After 22 years of waiting, Arsenal's streets erupted in red and white on Sunday as hundreds of thousands of supporters lined five miles of North London to celebrate their first Premier League title since 2004. Across two and a half hours, the club's men's team, newly crowned women's world champions, and their extended family of staff rode atop four buses through the city they've called home, each vehicle a floating stage of joy and vindication.

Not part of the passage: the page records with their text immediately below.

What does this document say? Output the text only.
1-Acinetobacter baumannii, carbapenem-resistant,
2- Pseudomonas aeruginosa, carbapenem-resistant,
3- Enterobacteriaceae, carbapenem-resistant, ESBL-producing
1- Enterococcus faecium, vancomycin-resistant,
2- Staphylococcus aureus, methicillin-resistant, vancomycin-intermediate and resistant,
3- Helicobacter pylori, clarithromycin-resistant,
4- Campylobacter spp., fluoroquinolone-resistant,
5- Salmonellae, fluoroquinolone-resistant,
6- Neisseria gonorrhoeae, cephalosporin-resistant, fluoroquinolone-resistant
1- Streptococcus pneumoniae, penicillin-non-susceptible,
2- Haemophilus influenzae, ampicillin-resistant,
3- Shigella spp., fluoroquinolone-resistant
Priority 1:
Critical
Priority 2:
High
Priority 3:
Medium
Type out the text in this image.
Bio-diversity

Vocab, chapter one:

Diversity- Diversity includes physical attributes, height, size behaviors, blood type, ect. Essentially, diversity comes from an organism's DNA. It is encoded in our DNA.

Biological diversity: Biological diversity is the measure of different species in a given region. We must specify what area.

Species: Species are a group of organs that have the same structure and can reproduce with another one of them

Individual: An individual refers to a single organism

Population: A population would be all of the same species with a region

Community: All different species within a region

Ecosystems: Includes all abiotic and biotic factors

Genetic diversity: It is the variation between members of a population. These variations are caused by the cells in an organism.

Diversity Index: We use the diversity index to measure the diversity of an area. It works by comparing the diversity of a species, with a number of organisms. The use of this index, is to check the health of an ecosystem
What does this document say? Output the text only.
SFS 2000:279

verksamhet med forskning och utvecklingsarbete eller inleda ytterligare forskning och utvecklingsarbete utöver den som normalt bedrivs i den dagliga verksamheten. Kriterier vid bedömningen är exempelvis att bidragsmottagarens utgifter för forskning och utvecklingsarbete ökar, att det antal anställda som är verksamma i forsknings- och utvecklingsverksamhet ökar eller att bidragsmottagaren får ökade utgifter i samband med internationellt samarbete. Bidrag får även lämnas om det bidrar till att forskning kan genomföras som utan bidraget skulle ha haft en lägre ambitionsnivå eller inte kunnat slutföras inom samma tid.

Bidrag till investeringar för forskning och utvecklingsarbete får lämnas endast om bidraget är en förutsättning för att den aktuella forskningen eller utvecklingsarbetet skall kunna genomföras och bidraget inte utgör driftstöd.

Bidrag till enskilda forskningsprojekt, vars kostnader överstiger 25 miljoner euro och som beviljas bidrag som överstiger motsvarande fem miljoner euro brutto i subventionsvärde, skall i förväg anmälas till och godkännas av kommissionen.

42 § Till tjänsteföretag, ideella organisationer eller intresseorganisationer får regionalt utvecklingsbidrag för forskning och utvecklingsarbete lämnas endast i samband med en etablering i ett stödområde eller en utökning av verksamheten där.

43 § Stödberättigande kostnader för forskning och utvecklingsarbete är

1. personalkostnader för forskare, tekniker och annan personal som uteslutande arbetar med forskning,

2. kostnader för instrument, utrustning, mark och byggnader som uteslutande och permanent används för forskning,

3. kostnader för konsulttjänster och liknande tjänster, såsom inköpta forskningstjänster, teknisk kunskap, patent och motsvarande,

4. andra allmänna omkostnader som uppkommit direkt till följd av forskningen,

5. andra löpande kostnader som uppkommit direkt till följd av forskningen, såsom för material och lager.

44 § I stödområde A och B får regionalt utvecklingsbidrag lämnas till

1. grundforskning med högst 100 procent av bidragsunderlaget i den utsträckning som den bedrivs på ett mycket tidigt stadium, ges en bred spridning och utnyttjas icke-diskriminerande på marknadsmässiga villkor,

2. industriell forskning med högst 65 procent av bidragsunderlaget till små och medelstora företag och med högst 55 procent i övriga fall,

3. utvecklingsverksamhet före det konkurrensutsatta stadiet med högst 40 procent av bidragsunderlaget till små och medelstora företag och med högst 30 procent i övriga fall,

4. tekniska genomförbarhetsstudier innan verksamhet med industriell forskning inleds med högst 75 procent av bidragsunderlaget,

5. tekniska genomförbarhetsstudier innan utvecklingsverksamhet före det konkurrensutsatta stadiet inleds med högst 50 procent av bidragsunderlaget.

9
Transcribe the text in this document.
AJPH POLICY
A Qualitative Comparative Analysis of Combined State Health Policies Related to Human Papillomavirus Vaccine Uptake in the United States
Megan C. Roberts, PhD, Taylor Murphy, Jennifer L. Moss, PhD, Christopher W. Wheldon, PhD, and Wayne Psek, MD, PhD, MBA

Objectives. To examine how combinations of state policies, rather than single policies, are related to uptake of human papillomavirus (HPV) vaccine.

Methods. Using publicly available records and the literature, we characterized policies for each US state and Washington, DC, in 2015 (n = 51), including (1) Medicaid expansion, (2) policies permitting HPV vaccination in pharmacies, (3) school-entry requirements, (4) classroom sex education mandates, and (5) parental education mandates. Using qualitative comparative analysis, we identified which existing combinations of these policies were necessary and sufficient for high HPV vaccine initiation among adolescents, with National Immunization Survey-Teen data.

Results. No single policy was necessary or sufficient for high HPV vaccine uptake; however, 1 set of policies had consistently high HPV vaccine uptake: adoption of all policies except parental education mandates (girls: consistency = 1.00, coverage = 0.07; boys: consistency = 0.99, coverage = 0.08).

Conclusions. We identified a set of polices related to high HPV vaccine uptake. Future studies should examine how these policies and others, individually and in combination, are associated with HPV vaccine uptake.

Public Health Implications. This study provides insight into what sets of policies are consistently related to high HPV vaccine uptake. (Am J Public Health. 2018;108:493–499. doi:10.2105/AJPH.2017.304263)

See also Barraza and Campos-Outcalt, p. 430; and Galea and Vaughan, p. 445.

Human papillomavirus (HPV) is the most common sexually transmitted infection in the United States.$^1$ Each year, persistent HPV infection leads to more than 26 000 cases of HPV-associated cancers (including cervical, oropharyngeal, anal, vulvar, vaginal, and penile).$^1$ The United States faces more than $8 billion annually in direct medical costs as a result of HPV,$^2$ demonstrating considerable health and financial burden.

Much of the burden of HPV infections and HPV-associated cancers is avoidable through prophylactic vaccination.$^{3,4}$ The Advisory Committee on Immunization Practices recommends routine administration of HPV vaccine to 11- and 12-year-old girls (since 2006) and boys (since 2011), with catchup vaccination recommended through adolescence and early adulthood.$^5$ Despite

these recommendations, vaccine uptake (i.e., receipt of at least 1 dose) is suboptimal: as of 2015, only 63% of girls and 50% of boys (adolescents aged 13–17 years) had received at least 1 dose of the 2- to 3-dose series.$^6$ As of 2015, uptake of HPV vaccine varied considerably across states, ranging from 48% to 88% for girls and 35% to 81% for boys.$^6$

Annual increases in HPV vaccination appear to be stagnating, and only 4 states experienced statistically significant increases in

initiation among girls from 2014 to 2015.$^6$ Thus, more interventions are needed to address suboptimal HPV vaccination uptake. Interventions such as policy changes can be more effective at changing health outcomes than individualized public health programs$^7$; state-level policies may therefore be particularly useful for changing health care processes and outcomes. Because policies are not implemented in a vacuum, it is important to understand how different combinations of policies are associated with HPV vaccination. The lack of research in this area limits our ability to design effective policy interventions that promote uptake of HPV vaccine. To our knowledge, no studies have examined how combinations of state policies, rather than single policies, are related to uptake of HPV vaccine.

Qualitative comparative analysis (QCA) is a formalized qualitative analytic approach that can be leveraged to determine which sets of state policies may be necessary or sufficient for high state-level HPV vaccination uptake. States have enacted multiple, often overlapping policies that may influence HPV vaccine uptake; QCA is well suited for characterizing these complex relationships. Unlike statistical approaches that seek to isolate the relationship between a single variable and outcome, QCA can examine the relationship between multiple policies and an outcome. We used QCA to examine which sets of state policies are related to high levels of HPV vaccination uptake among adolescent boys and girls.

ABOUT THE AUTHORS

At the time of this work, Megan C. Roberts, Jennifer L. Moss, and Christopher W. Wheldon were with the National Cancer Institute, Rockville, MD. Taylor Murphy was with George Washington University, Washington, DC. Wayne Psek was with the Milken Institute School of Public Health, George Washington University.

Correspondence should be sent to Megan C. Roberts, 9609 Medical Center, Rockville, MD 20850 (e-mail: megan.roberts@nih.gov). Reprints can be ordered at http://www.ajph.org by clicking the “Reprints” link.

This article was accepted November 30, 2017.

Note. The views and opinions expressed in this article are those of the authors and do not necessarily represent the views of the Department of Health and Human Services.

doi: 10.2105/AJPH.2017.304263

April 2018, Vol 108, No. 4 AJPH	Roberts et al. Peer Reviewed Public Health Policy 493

The wait had been agonizing. Mikel Arteta's side had finished second in the Premier League for three consecutive seasons—each a narrow miss that stung more than the last—before finally breaking through in 2025-26, finishing seven points clear of Manchester City. When Martin Odegaard, the first Arsenal captain to lead the club to Premier League glory since Patrick Vieira in 2004, paraded the trophy at the front of the first bus, the roar was among the loudest moments of the day.

Yet the celebrations arrived bittersweet. Just 24 hours earlier, Arsenal had come desperately close to immortality. They lost 4-3 on penalties to Paris Saint-Germain in the Champions League final in Budapest after the match finished 1-1 in extra time—a would-have-been first European title slipping through their fingers. Midfielder Eberechi Eze and defender Gabriel both missed penalties in the shootout, a fresh wound that Gabriel acknowledged on Instagram the morning of the parade: "It's painful, but I'm proud of this team."

But if the Champions League loss stung, the Premier League triumph—their 14th domestic title and first since Arsène Wenger's legendary "Invincibles" went unbeaten in 2003-04—erased the sting. The parade began at Emirates Stadium, where fans who had arrived in the early hours finally caught sight of their heroes as the buses crossed a bridge bearing the words "This belongs to all of us." A massive tifo that had first appeared during November's North London derby against Tottenham reappeared along the route, declaring "The Arsenal - These streets are our own."

The celebration was as much about redemption as glory. Defender Riccardo Calafiori started roaring "Arsenal, Arsenal" chants. Co-chairman Josh Kroenke joined the noise, waving and urging more. And Declan Rice, the midfielder who has faced criticism for Arsenal's reliance on set-piece goals, grabbed the microphone and mockingly chanted "set-piece again, ole, ole," before Ben White played "Ice, Ice Baby" and Rice belted out Vanilla Ice's lyrics to roaring fans. "I love this team, I love the manager," Rice told Sky Sports. "To see the joy we can give people, it's crazy."

For 19-year-old academy graduate Myles Lewis-Skelly, the moment carried deeper meaning. Speaking before boarding the bus, he framed the Premier League triumph not as a conclusion but as a beginning. "I feel like it's a start of a new era and we're ready to go out and achieve our dreams," he said. That Champions League loss, he added, "adds fuel to the fire." As he thanked the fans, he left them with a promise: "We're not done."

After 22 years in the shadows, Arsenal and their supporters are only just getting started.